Data integration (or data interoperability) is still a major problem in industry that creates a lot of overhead in digitalization projects. Relevant examples of data integration problems include entity matching, (i.e., linking records to entities), and schema alignment (i.e., aligning types and attributes from multiple sources).

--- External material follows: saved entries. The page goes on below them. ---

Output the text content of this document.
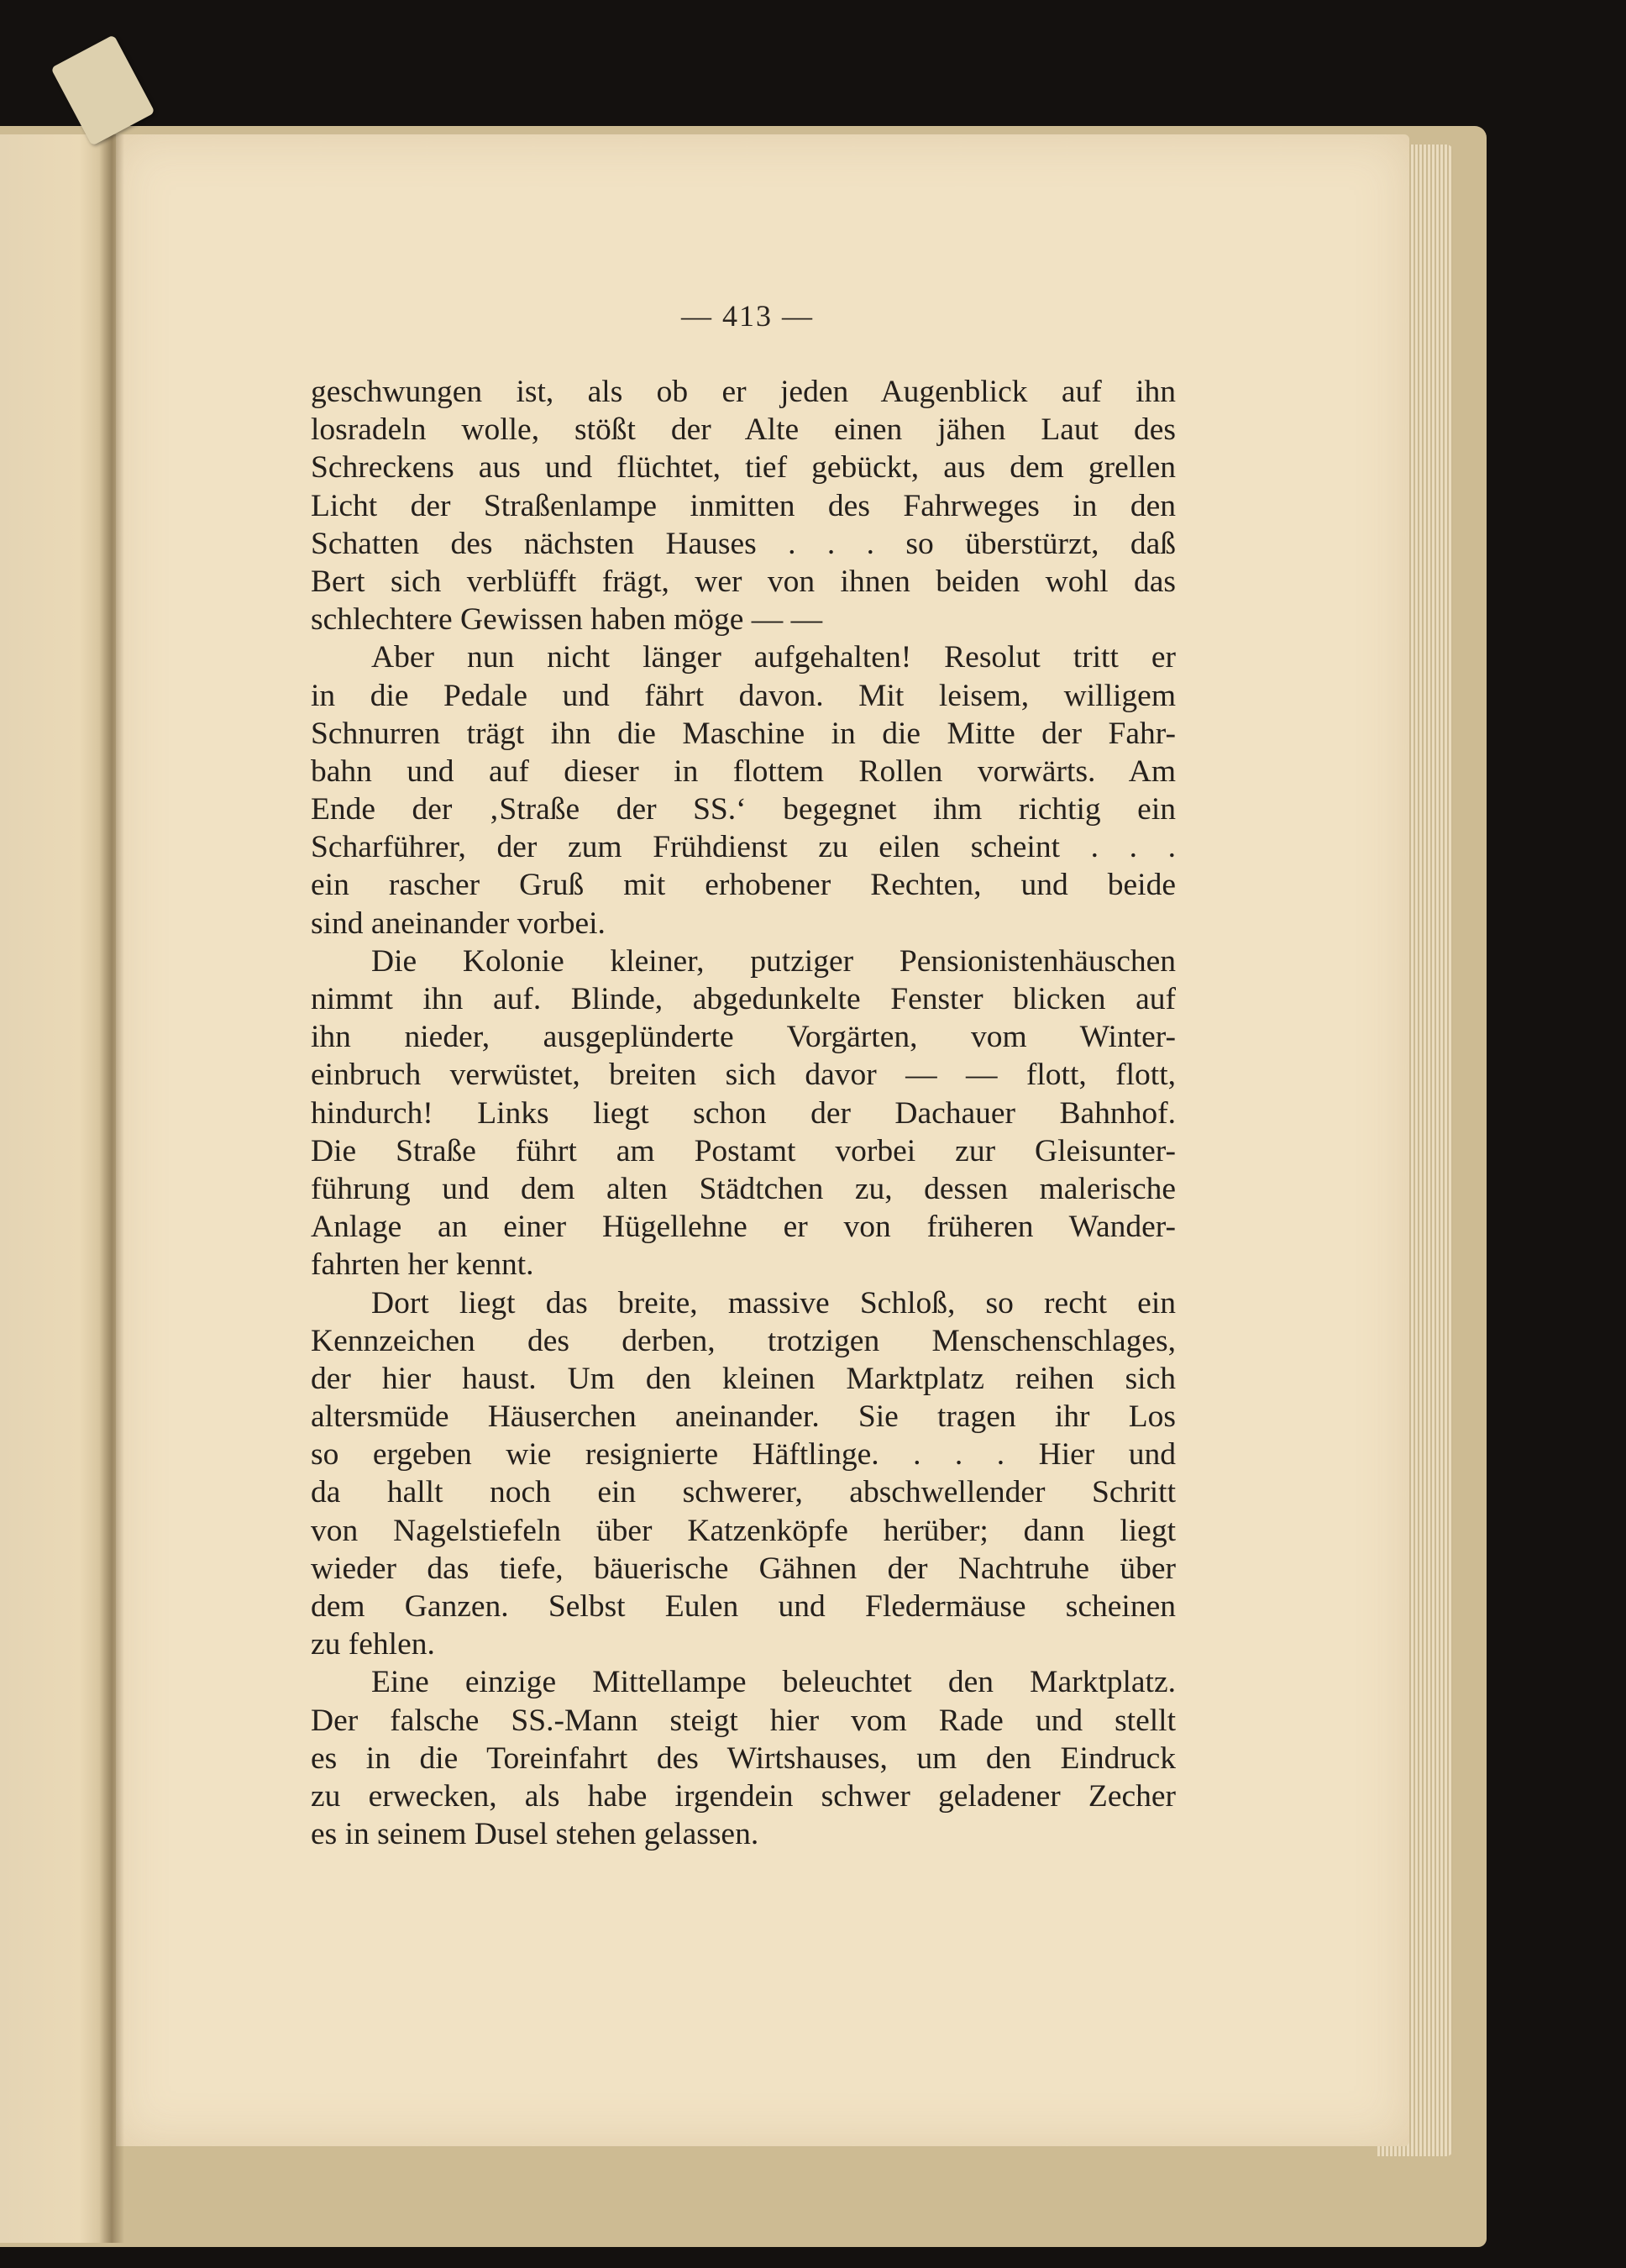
— 413 —
geschwungen ist, als ob er jeden Augenblick auf ihn
losradeln wolle, stößt der Alte einen jähen Laut des
Schreckens aus und flüchtet, tief gebückt, aus dem grellen
Licht der Straßenlampe inmitten des Fahrweges in den
Schatten des nächsten Hauses . . . so überstürzt, daß
Bert sich verblüfft frägt, wer von ihnen beiden wohl das
schlechtere Gewissen haben möge — —
Aber nun nicht länger aufgehalten! Resolut tritt er
in die Pedale und fährt davon. Mit leisem, willigem
Schnurren trägt ihn die Maschine in die Mitte der Fahr-
bahn und auf dieser in flottem Rollen vorwärts. Am
Ende der ‚Straße der SS.‘ begegnet ihm richtig ein
Scharführer, der zum Frühdienst zu eilen scheint . . .
ein rascher Gruß mit erhobener Rechten, und beide
sind aneinander vorbei.
Die Kolonie kleiner, putziger Pensionistenhäuschen
nimmt ihn auf. Blinde, abgedunkelte Fenster blicken auf
ihn nieder, ausgeplünderte Vorgärten, vom Winter-
einbruch verwüstet, breiten sich davor — — flott, flott,
hindurch! Links liegt schon der Dachauer Bahnhof.
Die Straße führt am Postamt vorbei zur Gleisunter-
führung und dem alten Städtchen zu, dessen malerische
Anlage an einer Hügellehne er von früheren Wander-
fahrten her kennt.
Dort liegt das breite, massive Schloß, so recht ein
Kennzeichen des derben, trotzigen Menschenschlages,
der hier haust. Um den kleinen Marktplatz reihen sich
altersmüde Häuserchen aneinander. Sie tragen ihr Los
so ergeben wie resignierte Häftlinge. . . . Hier und
da hallt noch ein schwerer, abschwellender Schritt
von Nagelstiefeln über Katzenköpfe herüber; dann liegt
wieder das tiefe, bäuerische Gähnen der Nachtruhe über
dem Ganzen. Selbst Eulen und Fledermäuse scheinen
zu fehlen.
Eine einzige Mittellampe beleuchtet den Marktplatz.
Der falsche SS.-Mann steigt hier vom Rade und stellt
es in die Toreinfahrt des Wirtshauses, um den Eindruck
zu erwecken, als habe irgendein schwer geladener Zecher
es in seinem Dusel stehen gelassen.
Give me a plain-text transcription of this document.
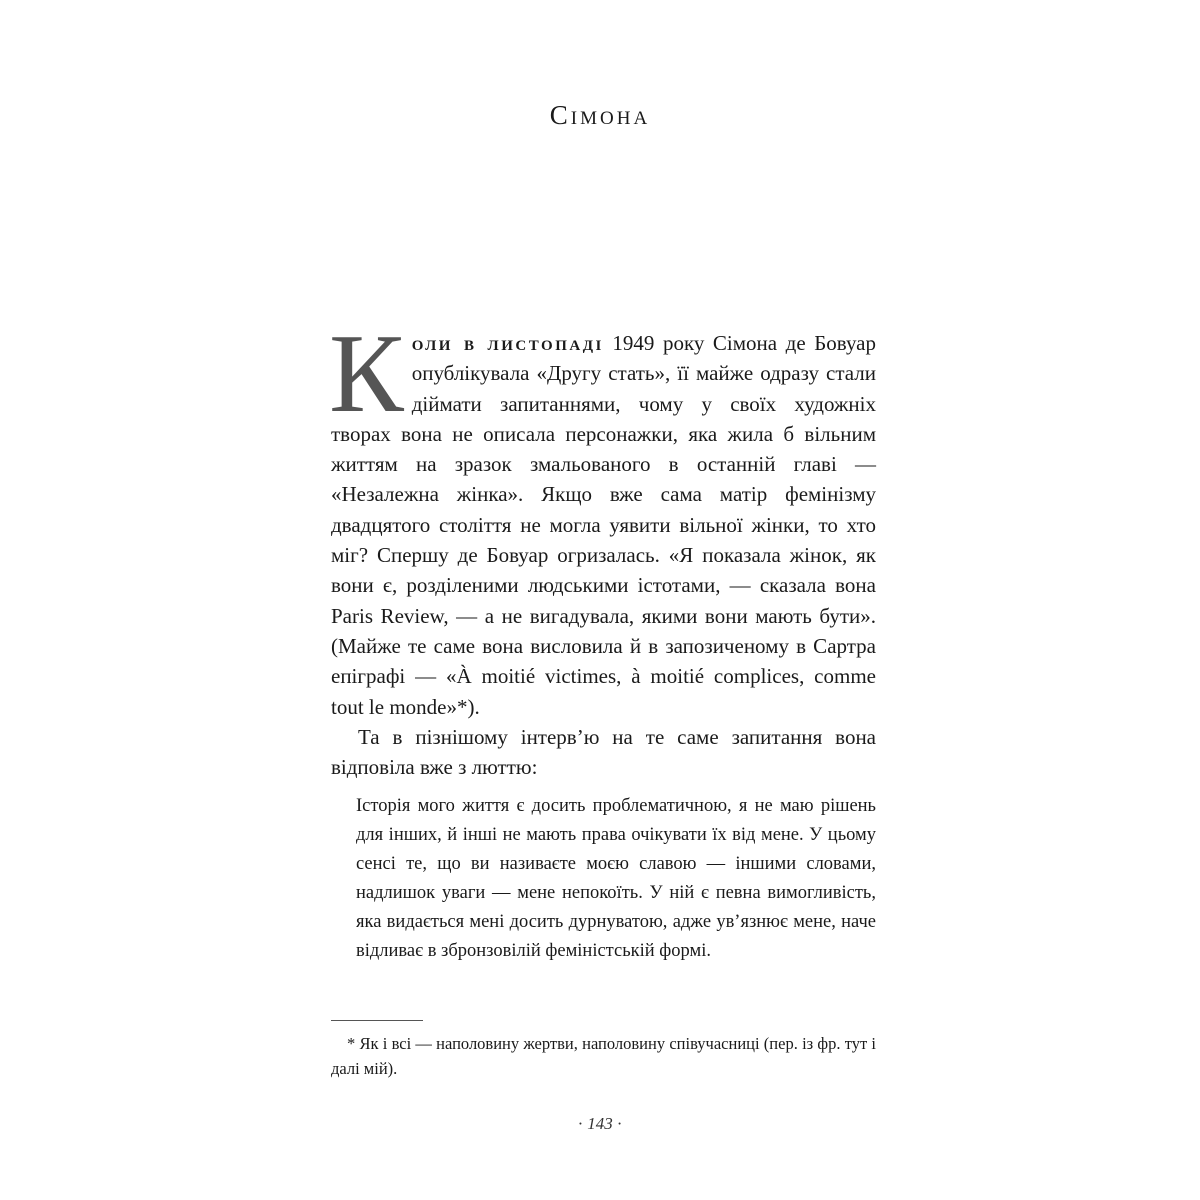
Сімона

Коли в листопаді 1949 року Сімона де Бовуар опублікувала «Другу стать», її майже одразу стали діймати запитаннями, чому у своїх художніх творах вона не описала персонажки, яка жила б вільним життям на зразок змальованого в останній главі — «Незалежна жінка». Якщо вже сама матір фемінізму двадцятого століття не могла уявити вільної жінки, то хто міг? Спершу де Бовуар огризалась. «Я показала жінок, як вони є, розділеними людськими істотами, — сказала вона Paris Review, — а не вигадувала, якими вони мають бути». (Майже те саме вона висловила й в запозиченому в Сартра епіграфі — «À moitié victimes, à moitié complices, comme tout le monde»*).

Та в пізнішому інтерв’ю на те саме запитання вона відповіла вже з люттю:

Історія мого життя є досить проблематичною, я не маю рішень для інших, й інші не мають права очікувати їх від мене. У цьому сенсі те, що ви називаєте моєю славою — іншими словами, надлишок уваги — мене непокоїть. У ній є певна вимогливість, яка видається мені досить дурнуватою, адже ув’язнює мене, наче відливає в збронзовілій феміністській формі.

* Як і всі — наполовину жертви, наполовину співучасниці (пер. із фр. тут і далі мій).

· 143 ·
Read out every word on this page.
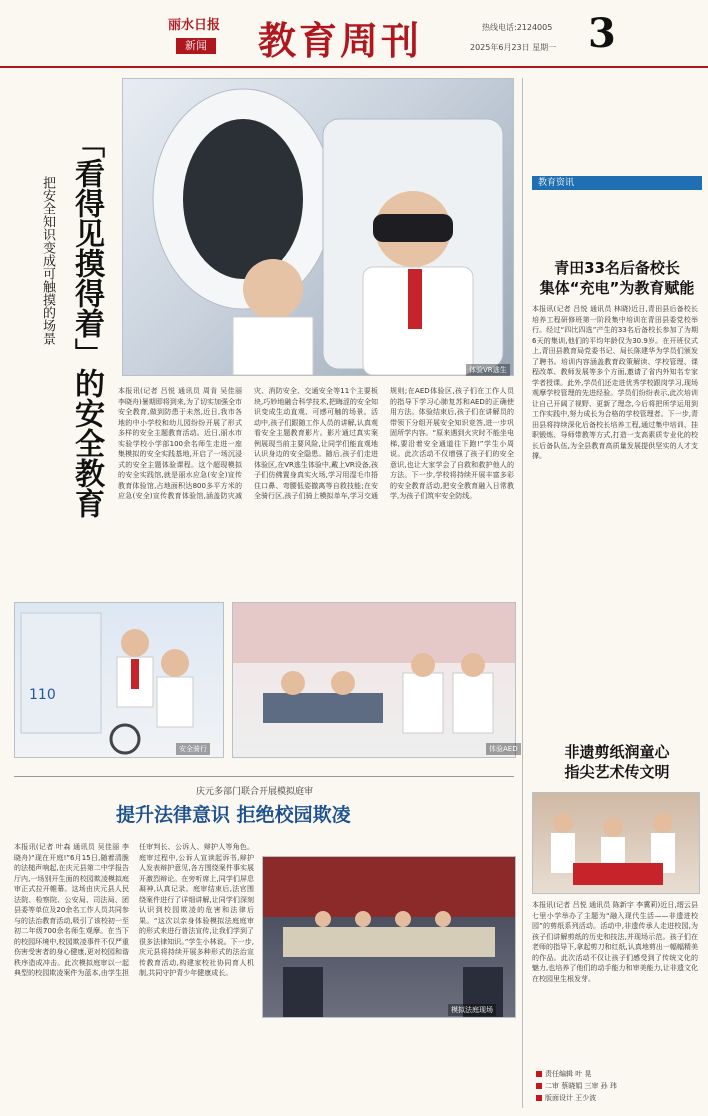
丽水日报
新闻 教育周刊	热线电话:2124005
2025年6月23日 星期一 3
体验VR逃生
「看得见摸得着」的安全教育
把安全知识变成可触摸的场景
本报讯(记者 吕悦 通讯员 周肯 吴佳丽 李晓舟)暑期即将到来,为了切实加强全市安全教育,做到防患于未然,近日,我市各地的中小学校和幼儿园纷纷开展了形式多样的安全主题教育活动。近日,丽水市实验学校小学部100余名师生走进一座集模拟的安全实践基地,开启了一场沉浸式的安全主题体验课程。这个超现模拟的安全实践馆,就是丽水应急(安全)宣传教育体验馆,占地面积达800多平方米的应急(安全)宣传教育体验馆,涵盖防灾减灾、消防安全、交通安全等11个主要板块,巧妙地融合科学技术,把晦涩的安全知识变成生动直观、可感可触的场景。活动中,孩子们跟随工作人员的讲解,认真观看安全主题教育影片。影片通过真实案例展现当前主要风险,让同学们能直观地认识身边的安全隐患。随后,孩子们走进体验区,在VR逃生体验中,戴上VR设备,孩子们仿佛置身真实火场,学习用湿毛巾捂住口鼻、弯腰低姿撤离等自救技能;在安全骑行区,孩子们骑上模拟单车,学习交通规则;在AED体验区,孩子们在工作人员的指导下学习心肺复苏和AED的正确使用方法。体验结束后,孩子们在讲解员的带领下分组开展安全知识竞答,进一步巩固所学内容。“原来遇到火灾时不能坐电梯,要沿着安全通道往下跑!”学生小周说。此次活动不仅增强了孩子们的安全意识,也让大家学会了自救和救护他人的方法。下一步,学校将持续开展丰富多彩的安全教育活动,把安全教育融入日常教学,为孩子们筑牢安全防线。
110
安全骑行	体验AED
庆元多部门联合开展模拟庭审
提升法律意识 拒绝校园欺凌
模拟法庭现场
本报讯(记者 叶森 通讯员 吴佳丽 李晓舟)“现在开庭!”6月15日,随着清脆的法槌声响起,在庆元县第二中学报告厅内,一场别开生面的校园欺凌模拟庭审正式拉开帷幕。这场由庆元县人民法院、检察院、公安局、司法局、团县委等单位及20余名工作人员共同参与的法治教育活动,吸引了该校初一至初二年级700余名师生观摩。在当下的校园环境中,校园欺凌事件不仅严重伤害受害者的身心健康,更对校园和谐秩序造成冲击。此次模拟庭审以一起典型的校园欺凌案件为蓝本,由学生担任审判长、公诉人、辩护人等角色。庭审过程中,公诉人宣读起诉书,辩护人发表辩护意见,各方围绕案件事实展开激烈辩论。在旁听席上,同学们屏息凝神,认真记录。庭审结束后,法官围绕案件进行了详细讲解,让同学们深刻认识到校园欺凌的危害和法律后果。“这次以亲身体验模拟法庭庭审的形式来进行普法宣传,让我们学到了很多法律知识。”学生小林说。下一步,庆元县将持续开展多种形式的法治宣传教育活动,构建家校社协同育人机制,共同守护青少年健康成长。
教育资讯
青田33名后备校长
集体“充电”为教育赋能
本报讯(记者 吕悦 通讯员 林晓)近日,青田县后备校长培养工程研修班第一阶段集中培训在青田县委党校举行。经过“四比四选”产生的33名后备校长参加了为期6天的集训,他们的平均年龄仅为30.9岁。在开班仪式上,青田县教育局党委书记、局长陈建华为学员们颁发了聘书。培训内容涵盖教育政策解读、学校管理、课程改革、教师发展等多个方面,邀请了省内外知名专家学者授课。此外,学员们还走进优秀学校跟岗学习,现场观摩学校管理的先进经验。学员们纷纷表示,此次培训让自己开阔了视野、更新了理念,今后将把所学运用到工作实践中,努力成长为合格的学校管理者。下一步,青田县将持续深化后备校长培养工程,通过集中培训、挂职锻炼、导师带教等方式,打造一支高素质专业化的校长后备队伍,为全县教育高质量发展提供坚实的人才支撑。
非遗剪纸润童心
指尖艺术传文明
本报讯(记者 吕悦 通讯员 陈新宇 李冀莉)近日,缙云县七里小学举办了主题为“融入现代生活——非遗进校园”的剪纸系列活动。活动中,非遗传承人走进校园,为孩子们讲解剪纸的历史和技法,并现场示范。孩子们在老师的指导下,拿起剪刀和红纸,认真地剪出一幅幅精美的作品。此次活动不仅让孩子们感受到了传统文化的魅力,也培养了他们的动手能力和审美能力,让非遗文化在校园里生根发芽。
责任编辑 叶 晃
二审 蔡晓娟 三审 孙 玮
版面设计 王少波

Tailored made solutions are currently implemented and deployed for particular problems, projects or organisations. These solutions are expensive to develop and maintain, and they are not suitable to be generalized to support a larger range of problems and projects.
Large companies such as Amazon, Google, Apple and IBM are applying deep learning algorithms and semantic technologies (e.g., knowledge graphs, ontologies and graph databases) to enable a higher degree of automation for data integration problems. However, these techniques are still not known or adopted by many companies and public institutions.
The goal of this project is to explore the applicability of deep learning techniques and semantic technologies to solve data integration problems in real national or European projects aiming to create digital twins for different domains such as Energy, Manufacturing, Maritime and Biology.
Candidates should have a good understanding on deep learning techniques, data engineering, and semantic technologies. Moreover, it will be recommended some experience programming in Python with libraries for data processing (e.g., Pandas, SQLAlchemy, etc.), data analytics (NumPy, Scikit-learn, TensorFlow, PyTorch, etc.) and data visualisation (e.g., Matplotlib, Seaborne, etc.).
Some relevant courses at UiO: TEK5040, IN3060, IN2090, IN5800 and IN3110.
Li Y., et al., 2020. Deep entity matching with pre-trained language models.
Li Y., et al., 2021. Deep entity matching: Challenges and opportunities.
Tan W.C., 2021. Deep Data Integration
Weikum G. et al., 2021. Machine knowledge: Creation and curation of comprehensive knowledge bases.